Patel Saumil, Patel Pinakin, Jiyani Rucha, Ghosh Sudeshna, Patel Divyank
Anesthesiology, M P Shah Medical College, Jamnagar, IND.
Gastroenterology, Bombay Hospital and Medical Research Centre, Mumbai, IND.
Cureus. 2020 Sep 14;12(9):e10454. doi: 10.7759/cureus.10454.
The association between hepatitis C virus (HCV) and sarcoidosis is well-documented, but in this case report, we shall discuss an interesting association between hepatitis B virus (HBV) and sarcoidosis, presenting with non-specific symptoms and confirmed with liver biopsy and immunologic markers. The case was complicated by treatment with immunosuppressive medication that led to colonic histoplasmosis. A 58-year-old woman, from the western part of India, who has a past medical history of HBV-related cirrhosis of the liver for six months, hypertension, and type 2 diabetes presented to our clinic with bilateral pedal edema, anorexia, and mild epigastric discomfort. She had been on entecavir for the last six months. The patient denied any significant surgical, social, or family history. Abdominal ultrasonography revealed hepatosplenomegaly and mesenteric lymphadenopathy. She had a 21.3kPa liver stiffness on elastography and an HBV deoxyribonucleic acid (DNA) level of 89 copies/ml. Liver biopsy showed multiple noncaseating granulomas consisting of Langerhans cells in the parenchyma and portal tract, associated with moderate inflammation. A chest computed tomography (CT) scan showed upper and middle lobe fibrosis of the lungs; this diagnosis was further confirmed with elevated angiotensin-converting enzymes. She was started on prednisone; within a period of three months, she experienced weight loss, diarrhea, and fever. Colonoscopy was done after an abdomen CT showed mural thickening of the ascending colon and terminal ileum, which on biopsy was confirmed as histoplasmosis. Prednisone was stopped, and the patient was treated with hydroxychloroquine and amphotericin B, followed by itraconazole. The patient improved symptomatically, and repeated colonoscopy findings were normal. Studies are scarce to prove the association between hepatitis B and sarcoidosis; however, we reasonably hypothesized that the alterations in the pool of cytokines and immune cells caused by HBV infection might have had a vicious influence on immune regulation and could be a trigger for granuloma. Further studies can impact the future to provide for a better understanding of the pathophysiology of sarcoidosis, HBV correlation, and treatment options.
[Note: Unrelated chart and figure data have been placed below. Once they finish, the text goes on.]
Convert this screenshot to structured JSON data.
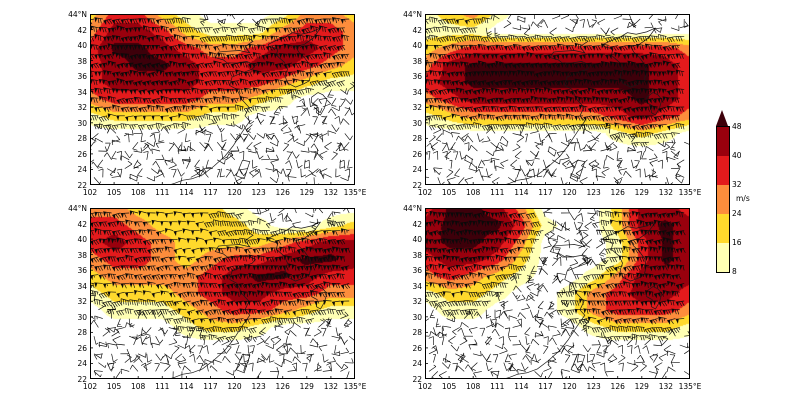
{
  "figure": {
    "background": "#ffffff",
    "kind": "2x2 wind-speed filled-contour maps with wind barbs"
  },
  "axes": {
    "lat_tick_labels": [
      "44°N",
      "42",
      "40",
      "38",
      "36",
      "34",
      "32",
      "30",
      "28",
      "26",
      "24",
      "22"
    ],
    "lat_tick_values": [
      44,
      42,
      40,
      38,
      36,
      34,
      32,
      30,
      28,
      26,
      24,
      22
    ],
    "lon_tick_labels": [
      "102",
      "105",
      "108",
      "111",
      "114",
      "117",
      "120",
      "123",
      "126",
      "129",
      "132",
      "135°E"
    ],
    "lon_tick_values": [
      102,
      105,
      108,
      111,
      114,
      117,
      120,
      123,
      126,
      129,
      132,
      135
    ],
    "lon_range": [
      102,
      135
    ],
    "lat_range": [
      22,
      44
    ]
  },
  "colorbar": {
    "unit": "m/s",
    "tick_labels": [
      "48",
      "40",
      "32",
      "24",
      "16",
      "8"
    ],
    "levels": [
      8,
      16,
      24,
      32,
      40,
      48
    ],
    "band_colors": [
      "#ffffff",
      "#ffffb3",
      "#ffd92c",
      "#fd8d3c",
      "#e31a1c",
      "#99000d",
      "#3d000a"
    ],
    "band_meaning": [
      "<8",
      "8-16",
      "16-24",
      "24-32",
      "32-40",
      "40-48",
      ">48"
    ]
  },
  "chart_data": [
    {
      "type": "heatmap",
      "panel": "top-left",
      "x_range": [
        102,
        135
      ],
      "y_range": [
        22,
        44
      ],
      "grid_lon_centers": [
        103.4,
        106.1,
        108.9,
        111.6,
        114.4,
        117.1,
        119.9,
        122.6,
        125.4,
        128.1,
        130.9,
        133.6
      ],
      "grid_lat_centers": [
        43,
        41,
        39,
        37,
        35,
        33,
        31,
        29,
        27,
        25,
        23
      ],
      "wind_speed_ms": [
        [
          20,
          36,
          36,
          20,
          12,
          4,
          4,
          4,
          12,
          28,
          28,
          20
        ],
        [
          28,
          44,
          44,
          36,
          20,
          12,
          12,
          12,
          28,
          36,
          36,
          28
        ],
        [
          36,
          50,
          50,
          44,
          36,
          28,
          28,
          36,
          44,
          44,
          36,
          28
        ],
        [
          36,
          44,
          50,
          50,
          44,
          36,
          36,
          44,
          44,
          36,
          28,
          20
        ],
        [
          36,
          44,
          44,
          44,
          44,
          36,
          36,
          36,
          28,
          20,
          12,
          12
        ],
        [
          28,
          36,
          36,
          36,
          36,
          28,
          28,
          20,
          12,
          4,
          4,
          4
        ],
        [
          12,
          20,
          20,
          20,
          20,
          12,
          12,
          4,
          4,
          4,
          4,
          4
        ],
        [
          4,
          4,
          4,
          4,
          4,
          4,
          4,
          4,
          4,
          4,
          4,
          4
        ],
        [
          4,
          4,
          4,
          4,
          4,
          4,
          4,
          4,
          4,
          4,
          4,
          4
        ],
        [
          4,
          4,
          4,
          4,
          4,
          4,
          4,
          4,
          4,
          4,
          4,
          4
        ],
        [
          4,
          4,
          4,
          4,
          4,
          4,
          4,
          4,
          4,
          4,
          4,
          4
        ]
      ]
    },
    {
      "type": "heatmap",
      "panel": "top-right",
      "x_range": [
        102,
        135
      ],
      "y_range": [
        22,
        44
      ],
      "grid_lon_centers": [
        103.4,
        106.1,
        108.9,
        111.6,
        114.4,
        117.1,
        119.9,
        122.6,
        125.4,
        128.1,
        130.9,
        133.6
      ],
      "grid_lat_centers": [
        43,
        41,
        39,
        37,
        35,
        33,
        31,
        29,
        27,
        25,
        23
      ],
      "wind_speed_ms": [
        [
          12,
          20,
          28,
          12,
          4,
          4,
          4,
          4,
          4,
          4,
          4,
          4
        ],
        [
          12,
          12,
          12,
          4,
          4,
          4,
          4,
          4,
          4,
          4,
          4,
          4
        ],
        [
          20,
          28,
          36,
          36,
          36,
          36,
          36,
          36,
          36,
          36,
          36,
          28
        ],
        [
          28,
          44,
          50,
          50,
          50,
          50,
          50,
          50,
          50,
          50,
          44,
          36
        ],
        [
          36,
          44,
          50,
          50,
          50,
          50,
          50,
          50,
          50,
          50,
          44,
          36
        ],
        [
          28,
          36,
          44,
          44,
          44,
          44,
          44,
          44,
          44,
          50,
          44,
          36
        ],
        [
          12,
          20,
          28,
          28,
          28,
          28,
          28,
          28,
          36,
          44,
          36,
          28
        ],
        [
          4,
          4,
          4,
          4,
          4,
          4,
          4,
          4,
          12,
          20,
          12,
          4
        ],
        [
          4,
          4,
          4,
          4,
          4,
          4,
          4,
          4,
          4,
          4,
          4,
          4
        ],
        [
          4,
          4,
          4,
          4,
          4,
          4,
          4,
          4,
          4,
          4,
          4,
          4
        ],
        [
          4,
          4,
          4,
          4,
          4,
          4,
          4,
          4,
          4,
          4,
          4,
          4
        ]
      ]
    },
    {
      "type": "heatmap",
      "panel": "bottom-left",
      "x_range": [
        102,
        135
      ],
      "y_range": [
        22,
        44
      ],
      "grid_lon_centers": [
        103.4,
        106.1,
        108.9,
        111.6,
        114.4,
        117.1,
        119.9,
        122.6,
        125.4,
        128.1,
        130.9,
        133.6
      ],
      "grid_lat_centers": [
        43,
        41,
        39,
        37,
        35,
        33,
        31,
        29,
        27,
        25,
        23
      ],
      "wind_speed_ms": [
        [
          28,
          28,
          20,
          20,
          20,
          20,
          12,
          4,
          4,
          4,
          4,
          4
        ],
        [
          36,
          36,
          28,
          20,
          20,
          20,
          20,
          12,
          4,
          4,
          12,
          20
        ],
        [
          36,
          44,
          36,
          28,
          20,
          20,
          20,
          20,
          28,
          36,
          44,
          44
        ],
        [
          28,
          36,
          36,
          28,
          20,
          28,
          36,
          36,
          44,
          50,
          50,
          44
        ],
        [
          20,
          28,
          28,
          28,
          28,
          36,
          44,
          50,
          50,
          44,
          36,
          36
        ],
        [
          12,
          20,
          20,
          20,
          28,
          36,
          44,
          44,
          36,
          36,
          28,
          28
        ],
        [
          4,
          12,
          12,
          12,
          20,
          28,
          36,
          36,
          28,
          20,
          12,
          12
        ],
        [
          4,
          4,
          4,
          4,
          12,
          20,
          20,
          12,
          4,
          4,
          4,
          4
        ],
        [
          4,
          4,
          4,
          4,
          4,
          4,
          4,
          4,
          4,
          4,
          4,
          4
        ],
        [
          4,
          4,
          4,
          4,
          4,
          4,
          4,
          4,
          4,
          4,
          4,
          4
        ],
        [
          4,
          4,
          4,
          4,
          4,
          4,
          4,
          4,
          4,
          4,
          4,
          4
        ]
      ]
    },
    {
      "type": "heatmap",
      "panel": "bottom-right",
      "x_range": [
        102,
        135
      ],
      "y_range": [
        22,
        44
      ],
      "grid_lon_centers": [
        103.4,
        106.1,
        108.9,
        111.6,
        114.4,
        117.1,
        119.9,
        122.6,
        125.4,
        128.1,
        130.9,
        133.6
      ],
      "grid_lat_centers": [
        43,
        41,
        39,
        37,
        35,
        33,
        31,
        29,
        27,
        25,
        23
      ],
      "wind_speed_ms": [
        [
          36,
          50,
          50,
          44,
          28,
          4,
          4,
          4,
          20,
          44,
          44,
          36
        ],
        [
          44,
          50,
          50,
          50,
          36,
          12,
          4,
          4,
          20,
          44,
          50,
          44
        ],
        [
          44,
          50,
          50,
          44,
          28,
          4,
          4,
          4,
          12,
          36,
          50,
          44
        ],
        [
          36,
          44,
          44,
          36,
          20,
          4,
          4,
          4,
          12,
          36,
          50,
          44
        ],
        [
          28,
          36,
          28,
          20,
          12,
          4,
          4,
          12,
          28,
          44,
          44,
          44
        ],
        [
          12,
          20,
          20,
          12,
          4,
          4,
          12,
          28,
          36,
          44,
          44,
          36
        ],
        [
          4,
          12,
          12,
          4,
          4,
          4,
          12,
          28,
          36,
          36,
          36,
          28
        ],
        [
          4,
          4,
          4,
          4,
          4,
          4,
          4,
          12,
          20,
          20,
          20,
          12
        ],
        [
          4,
          4,
          4,
          4,
          4,
          4,
          4,
          4,
          4,
          4,
          4,
          4
        ],
        [
          4,
          4,
          4,
          4,
          4,
          4,
          4,
          4,
          4,
          4,
          4,
          4
        ],
        [
          4,
          4,
          4,
          4,
          4,
          4,
          4,
          4,
          4,
          4,
          4,
          4
        ]
      ]
    }
  ],
  "overlay": {
    "barbs": "black wind barbs on regular grid, predominantly westerly inside high-speed band",
    "coastline": "east Asia coastline"
  }
}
丙型肝炎病毒(HCV)与结节病之间的关联已有充分记录,但在本病例报告中,我们将讨论乙型肝炎病毒(HBV)与结节病之间一个有趣的关联,该病例表现为非特异性症状,并经肝活检和免疫标志物确诊。该病例因使用免疫抑制药物治疗而并发结肠组织胞浆菌病。一名来自印度西部的58岁女性,有6个月的HBV相关性肝硬化病史、高血压和2型糖尿病史,因双侧足部水肿、厌食和轻度上腹部不适前来我院就诊。她在过去6个月一直在服用恩替卡韦。患者否认有任何重大手术史、社会史或家族史。腹部超声检查显示肝脾肿大和肠系膜淋巴结肿大。弹性成像显示肝脏硬度为21.3kPa,HBV脱氧核糖核酸(DNA)水平为89拷贝/毫升。肝活检显示实质和门管区有多个由朗汉斯细胞组成的非干酪样肉芽肿,伴有中度炎症。胸部计算机断层扫描(CT)显示肺部上叶和中叶纤维化;血管紧张素转换酶升高进一步证实了这一诊断。她开始服用泼尼松;在三个月内,她出现了体重减轻、腹泻和发热。腹部CT显示升结肠和回肠末端肠壁增厚后进行了结肠镜检查,活检证实为组织胞浆菌病。停用泼尼松,患者接受羟氯喹和两性霉素B治疗,随后使用伊曲康唑。患者症状改善,重复结肠镜检查结果正常。目前缺乏研究来证明乙型肝炎与结节病之间的关联;然而,我们合理推测,HBV感染引起的细胞因子和免疫细胞池的改变可能对免疫调节产生了恶性影响,可能是肉芽肿的触发因素。进一步的研究可能会对未来产生影响,以便更好地理解结节病的病理生理学、HBV相关性及治疗选择。